Procedure 11.1. To Configure PXE-booting:

  1. In the Satellite web UI, navigate to HostsProvisioning Templates.
  2. Edit the PXELinux global default template. Add the following menu entry to the template:
    LABEL discovery
    MENU LABEL Foreman Discovery
    MENU DEFAULT
    KERNEL boot/fdi-image-rhel_7-vmlinuz
    APPEND initrd=boot/fdi-image-rhel_7-img rootflags=loop root=live:/fdi.iso rootfstype=auto ro rd.live.image acpi=force rd.luks=0 rd.md=0 rd.dm=0 rd.lvm=0 rd.bootif=0 rd.neednet=0 nomodeset proxy.url=https://SATELLITE_CAPSULE_URL:9090 proxy.type=proxy
    IPAPPEND 2
  3. Set the new menu entry to be the default by modifying the ONTIMEOUT variable:
    ONTIMEOUT discovery
  4. Click Build PXE Default at the top of the Provisioning Templates page. This instructs the TFTP proxy to rewrite the pxelinux.cfg/default file. Repeat this step every time a change is made to the default template to ensure that the changes are deployed on the TFTP Satellite Capsule Server.
As an alternative to the above procedure, you can omit the proxy.url variable from the PXE-boot template. In this case, the Discovery image searches the DNS configuration file for an SRV record named x-foreman.tcp. The proxy.url variable must be set to proxy in this case. The DNS server must also be suitably configured. For example, the following configuration statement specifies the Capsule Server to be used with HTTPS:
_x-foreman._tcp SRV 0 5 9090 capsule
Here, capsule is the name of the Capsule Server that is included in the DNS configuration.

Note

Satellite 6.2 only allows you to specify one Capsule Server URL for all subnets where hosts can be discovered. Because templates cannot be used per subnet, use a DNS alias name on all networks. Alternatively, use an SRV record.

Important

The DNS servers from the DHCP settings are taken into account only for the interface that is specified via the BOOTIF variable. BOOTIF is set automatically by the IPAPPEND variable in the PXE template. This means that when a system has multiple NICs, DNS will only work for the interface that it was booted from.

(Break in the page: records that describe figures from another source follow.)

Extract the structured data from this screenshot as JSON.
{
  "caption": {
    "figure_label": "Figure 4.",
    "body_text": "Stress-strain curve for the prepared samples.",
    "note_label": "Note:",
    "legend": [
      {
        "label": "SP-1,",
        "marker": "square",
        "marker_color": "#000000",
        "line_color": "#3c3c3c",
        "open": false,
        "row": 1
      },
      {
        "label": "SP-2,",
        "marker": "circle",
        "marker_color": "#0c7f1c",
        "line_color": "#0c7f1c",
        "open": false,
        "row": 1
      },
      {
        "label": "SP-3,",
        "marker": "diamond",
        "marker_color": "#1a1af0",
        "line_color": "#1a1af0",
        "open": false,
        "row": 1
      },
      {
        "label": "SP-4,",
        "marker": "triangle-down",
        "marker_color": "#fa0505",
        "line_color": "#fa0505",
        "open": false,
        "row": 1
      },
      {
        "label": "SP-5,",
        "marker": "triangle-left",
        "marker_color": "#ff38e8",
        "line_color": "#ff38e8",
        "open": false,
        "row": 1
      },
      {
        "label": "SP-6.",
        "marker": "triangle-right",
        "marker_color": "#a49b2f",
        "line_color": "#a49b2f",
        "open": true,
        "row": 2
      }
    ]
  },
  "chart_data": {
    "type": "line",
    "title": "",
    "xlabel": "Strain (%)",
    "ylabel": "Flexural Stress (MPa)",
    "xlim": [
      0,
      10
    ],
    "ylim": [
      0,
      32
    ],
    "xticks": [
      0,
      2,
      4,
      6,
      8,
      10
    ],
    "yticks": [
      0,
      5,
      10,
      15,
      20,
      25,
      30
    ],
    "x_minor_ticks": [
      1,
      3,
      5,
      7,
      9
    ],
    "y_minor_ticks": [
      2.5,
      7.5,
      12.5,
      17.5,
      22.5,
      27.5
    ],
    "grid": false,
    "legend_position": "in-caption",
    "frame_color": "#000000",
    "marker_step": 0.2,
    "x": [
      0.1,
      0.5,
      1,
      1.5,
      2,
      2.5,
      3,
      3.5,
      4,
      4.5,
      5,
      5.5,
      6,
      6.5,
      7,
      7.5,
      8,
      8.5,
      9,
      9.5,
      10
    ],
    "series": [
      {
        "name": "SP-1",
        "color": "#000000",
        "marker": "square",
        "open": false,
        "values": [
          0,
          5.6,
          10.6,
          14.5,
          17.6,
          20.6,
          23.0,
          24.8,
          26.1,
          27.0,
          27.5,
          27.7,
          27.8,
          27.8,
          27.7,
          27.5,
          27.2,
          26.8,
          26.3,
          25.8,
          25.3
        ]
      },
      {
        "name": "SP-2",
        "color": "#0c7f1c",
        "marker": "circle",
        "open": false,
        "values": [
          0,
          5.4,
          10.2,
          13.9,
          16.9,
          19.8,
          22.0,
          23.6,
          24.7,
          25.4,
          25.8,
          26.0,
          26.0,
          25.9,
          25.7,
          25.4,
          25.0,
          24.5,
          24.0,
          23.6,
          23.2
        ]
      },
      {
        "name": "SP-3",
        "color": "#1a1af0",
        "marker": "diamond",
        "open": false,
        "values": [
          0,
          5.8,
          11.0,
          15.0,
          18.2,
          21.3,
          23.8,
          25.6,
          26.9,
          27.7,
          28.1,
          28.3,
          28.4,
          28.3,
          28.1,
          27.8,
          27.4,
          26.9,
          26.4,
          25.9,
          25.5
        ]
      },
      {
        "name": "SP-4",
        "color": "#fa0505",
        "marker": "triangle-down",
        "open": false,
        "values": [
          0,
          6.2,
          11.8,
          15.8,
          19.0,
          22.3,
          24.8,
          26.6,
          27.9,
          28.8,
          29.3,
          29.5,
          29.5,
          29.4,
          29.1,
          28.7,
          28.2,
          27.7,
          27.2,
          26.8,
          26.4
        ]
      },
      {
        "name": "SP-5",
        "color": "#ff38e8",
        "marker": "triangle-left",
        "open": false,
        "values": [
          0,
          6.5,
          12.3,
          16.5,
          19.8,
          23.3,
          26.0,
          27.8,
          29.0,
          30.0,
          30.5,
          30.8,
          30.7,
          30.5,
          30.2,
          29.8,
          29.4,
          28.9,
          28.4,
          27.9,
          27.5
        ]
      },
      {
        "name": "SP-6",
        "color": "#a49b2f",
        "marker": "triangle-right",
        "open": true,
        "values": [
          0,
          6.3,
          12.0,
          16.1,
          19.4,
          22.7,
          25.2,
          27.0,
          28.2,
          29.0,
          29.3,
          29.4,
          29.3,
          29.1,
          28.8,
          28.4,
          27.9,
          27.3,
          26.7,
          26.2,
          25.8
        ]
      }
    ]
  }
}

11.1.3. Reviewing Global Discovery Settings

You can review global settings related to the Discovery plug-in in the Satellite web UI. Navigate to AdministerSettings and open the Discovered tab. Notable settings are:
discovery_organization, discovery_location
These variables specify where to place the discovered hosts. By default, the discovered hosts are automatically placed under the first organization and location created.
discovery_fact
This variable specifies which incoming fact to use to determine the MAC address of the discovered host. By default, the PXELinux BOOTIF kernel command line option is used.
discovery_auto
This variable enables automatic provisioning according to specified rules. Set to false by default. Red Hat recommends that you test the configuration with manual provisioning before enabling discovery_auto. See Section 11.3, “Provisioning Discovered Hosts” for more information.
discovery_fact_column
This variable allows you to add any fact reported by Facter as an additional column in the list of discovered hosts.